How To Promote Your Landing Page
How do you get people to view your landing page?
1. Through a call to action
CTAs are a great way to promote your landing page content. Remember, that your CTA needs to resonate with your content The more persuasive your landing page is, the more likely people will be to convert. Put the CTAs on site pages with a lot of visits that are relevant to the offer and in blog posts that support the offer.
2. Email:
Email is another way you can get people to view your landing page. You can send a promo email to a targeted audience. The more targeted the list is in relation to your landing page, the higher the odds are that people will convert.
3. Social Media
Social media is a great tool for spreading the word about your content. You can select a few platforms that your audience are most active on and start creating content that resonates with what you are offering on your landing page
Analyzing the Results
Once your campaign is up and running and traffic is being driven to the page.
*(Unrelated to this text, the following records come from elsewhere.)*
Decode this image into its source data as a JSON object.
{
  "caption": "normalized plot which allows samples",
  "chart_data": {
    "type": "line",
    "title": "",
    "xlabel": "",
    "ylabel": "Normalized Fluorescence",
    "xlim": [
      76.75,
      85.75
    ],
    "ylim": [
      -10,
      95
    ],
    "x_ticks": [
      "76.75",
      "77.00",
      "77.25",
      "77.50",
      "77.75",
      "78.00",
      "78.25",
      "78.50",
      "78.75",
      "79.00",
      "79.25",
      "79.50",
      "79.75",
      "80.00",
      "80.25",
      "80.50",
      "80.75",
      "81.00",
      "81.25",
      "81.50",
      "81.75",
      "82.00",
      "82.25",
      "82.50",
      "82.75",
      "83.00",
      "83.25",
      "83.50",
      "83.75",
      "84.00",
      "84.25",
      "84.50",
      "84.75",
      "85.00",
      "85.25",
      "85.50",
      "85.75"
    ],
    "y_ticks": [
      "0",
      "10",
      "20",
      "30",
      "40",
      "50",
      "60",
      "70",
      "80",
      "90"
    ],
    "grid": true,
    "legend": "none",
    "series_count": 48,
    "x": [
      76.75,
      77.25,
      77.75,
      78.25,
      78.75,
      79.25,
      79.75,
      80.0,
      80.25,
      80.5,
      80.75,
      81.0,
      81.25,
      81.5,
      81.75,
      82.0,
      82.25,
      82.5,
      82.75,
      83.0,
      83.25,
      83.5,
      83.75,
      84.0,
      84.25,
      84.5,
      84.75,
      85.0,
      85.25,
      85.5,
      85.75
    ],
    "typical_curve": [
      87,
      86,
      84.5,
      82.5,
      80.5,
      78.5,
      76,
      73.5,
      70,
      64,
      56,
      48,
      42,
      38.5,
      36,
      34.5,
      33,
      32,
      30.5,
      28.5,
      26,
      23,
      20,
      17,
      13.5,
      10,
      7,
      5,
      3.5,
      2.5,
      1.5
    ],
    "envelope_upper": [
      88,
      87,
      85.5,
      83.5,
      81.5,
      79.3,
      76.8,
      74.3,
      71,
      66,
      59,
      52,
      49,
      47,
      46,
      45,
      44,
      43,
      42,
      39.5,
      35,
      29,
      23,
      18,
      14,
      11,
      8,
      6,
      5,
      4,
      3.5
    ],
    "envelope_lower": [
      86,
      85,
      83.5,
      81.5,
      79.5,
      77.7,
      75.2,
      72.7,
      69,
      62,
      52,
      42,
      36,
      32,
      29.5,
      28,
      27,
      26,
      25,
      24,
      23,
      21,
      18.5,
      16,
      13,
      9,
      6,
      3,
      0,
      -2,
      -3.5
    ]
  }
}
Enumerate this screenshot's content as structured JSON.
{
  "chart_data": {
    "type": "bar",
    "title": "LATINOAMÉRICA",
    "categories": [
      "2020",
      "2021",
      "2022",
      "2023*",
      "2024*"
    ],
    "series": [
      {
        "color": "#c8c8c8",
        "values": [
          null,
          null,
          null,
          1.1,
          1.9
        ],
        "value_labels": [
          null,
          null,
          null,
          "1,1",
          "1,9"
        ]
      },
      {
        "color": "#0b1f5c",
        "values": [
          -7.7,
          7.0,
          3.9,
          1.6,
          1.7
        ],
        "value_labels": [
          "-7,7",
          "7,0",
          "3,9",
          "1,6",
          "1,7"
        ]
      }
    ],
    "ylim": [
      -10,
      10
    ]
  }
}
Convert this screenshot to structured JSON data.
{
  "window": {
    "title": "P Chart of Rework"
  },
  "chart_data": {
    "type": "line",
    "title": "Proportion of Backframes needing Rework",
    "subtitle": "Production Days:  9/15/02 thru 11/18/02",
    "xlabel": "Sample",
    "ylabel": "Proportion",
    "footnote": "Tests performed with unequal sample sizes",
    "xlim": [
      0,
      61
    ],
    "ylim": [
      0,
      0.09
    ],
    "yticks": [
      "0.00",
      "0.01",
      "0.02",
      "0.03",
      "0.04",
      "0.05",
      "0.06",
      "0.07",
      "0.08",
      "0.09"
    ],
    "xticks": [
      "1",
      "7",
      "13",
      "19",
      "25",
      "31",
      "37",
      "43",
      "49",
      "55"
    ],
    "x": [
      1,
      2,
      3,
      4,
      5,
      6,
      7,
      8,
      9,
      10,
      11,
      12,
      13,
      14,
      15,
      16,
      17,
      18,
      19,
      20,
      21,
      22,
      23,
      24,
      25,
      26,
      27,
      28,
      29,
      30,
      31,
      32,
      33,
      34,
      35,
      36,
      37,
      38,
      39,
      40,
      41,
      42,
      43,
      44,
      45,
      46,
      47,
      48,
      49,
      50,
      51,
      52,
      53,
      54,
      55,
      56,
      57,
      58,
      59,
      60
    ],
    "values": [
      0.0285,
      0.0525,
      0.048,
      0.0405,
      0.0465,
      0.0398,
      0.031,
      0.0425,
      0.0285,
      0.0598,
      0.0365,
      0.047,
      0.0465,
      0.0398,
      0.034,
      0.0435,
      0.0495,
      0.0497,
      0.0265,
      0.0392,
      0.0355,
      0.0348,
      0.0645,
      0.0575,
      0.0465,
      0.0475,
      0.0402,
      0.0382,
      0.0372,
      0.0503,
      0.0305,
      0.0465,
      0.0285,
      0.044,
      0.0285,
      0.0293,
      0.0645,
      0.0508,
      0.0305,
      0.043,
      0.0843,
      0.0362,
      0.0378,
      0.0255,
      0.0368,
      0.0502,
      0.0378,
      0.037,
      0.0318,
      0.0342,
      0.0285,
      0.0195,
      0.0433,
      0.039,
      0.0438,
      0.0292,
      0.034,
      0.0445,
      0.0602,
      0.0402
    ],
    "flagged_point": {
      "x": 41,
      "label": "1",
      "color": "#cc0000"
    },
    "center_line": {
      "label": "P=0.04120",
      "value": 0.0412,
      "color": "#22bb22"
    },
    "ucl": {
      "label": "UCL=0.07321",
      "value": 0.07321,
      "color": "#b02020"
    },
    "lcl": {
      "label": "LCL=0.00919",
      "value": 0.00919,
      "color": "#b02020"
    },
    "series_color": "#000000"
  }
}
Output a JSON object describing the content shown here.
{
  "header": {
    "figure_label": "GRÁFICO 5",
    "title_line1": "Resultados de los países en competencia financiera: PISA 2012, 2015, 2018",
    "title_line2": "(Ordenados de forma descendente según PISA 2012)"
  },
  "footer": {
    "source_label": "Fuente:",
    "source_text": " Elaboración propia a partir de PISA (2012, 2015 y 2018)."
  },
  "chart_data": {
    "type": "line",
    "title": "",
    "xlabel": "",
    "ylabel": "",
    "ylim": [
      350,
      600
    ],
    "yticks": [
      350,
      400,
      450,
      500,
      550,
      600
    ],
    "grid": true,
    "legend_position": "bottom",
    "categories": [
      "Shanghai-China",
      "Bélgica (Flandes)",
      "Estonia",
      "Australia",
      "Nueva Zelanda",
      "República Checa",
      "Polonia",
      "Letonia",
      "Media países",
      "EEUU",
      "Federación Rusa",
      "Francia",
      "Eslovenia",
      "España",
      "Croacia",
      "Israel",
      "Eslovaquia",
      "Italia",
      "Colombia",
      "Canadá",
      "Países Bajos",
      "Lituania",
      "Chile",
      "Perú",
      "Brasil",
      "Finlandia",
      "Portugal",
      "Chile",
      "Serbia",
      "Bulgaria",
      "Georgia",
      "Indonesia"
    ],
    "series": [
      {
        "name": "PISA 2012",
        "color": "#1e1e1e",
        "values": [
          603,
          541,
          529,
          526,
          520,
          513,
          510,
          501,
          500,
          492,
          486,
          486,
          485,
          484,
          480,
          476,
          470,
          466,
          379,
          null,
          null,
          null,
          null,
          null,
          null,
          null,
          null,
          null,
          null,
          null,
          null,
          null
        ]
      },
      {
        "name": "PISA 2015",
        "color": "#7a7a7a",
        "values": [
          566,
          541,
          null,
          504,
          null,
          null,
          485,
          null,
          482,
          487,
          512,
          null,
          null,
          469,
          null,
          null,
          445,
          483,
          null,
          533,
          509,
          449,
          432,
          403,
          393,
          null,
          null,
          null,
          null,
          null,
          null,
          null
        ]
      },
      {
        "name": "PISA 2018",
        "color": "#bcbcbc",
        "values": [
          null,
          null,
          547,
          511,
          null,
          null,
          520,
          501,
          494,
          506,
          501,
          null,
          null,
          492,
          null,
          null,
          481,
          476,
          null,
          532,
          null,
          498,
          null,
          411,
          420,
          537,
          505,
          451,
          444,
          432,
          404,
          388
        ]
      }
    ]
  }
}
It is important to check in on the results of your landing pages frequently. Pay attention to trends and significant events that occur over a period of time rather than day-to-day traffic and conversion, which can range greatly and doesn’t give you a lot of usable and actionable data.
Conclusion
When making changes to your landing page (e.g., copy, images, form fields), be sure to change one thing at a time and test for a while. That way you can identify what specifically is affecting performance and single that out.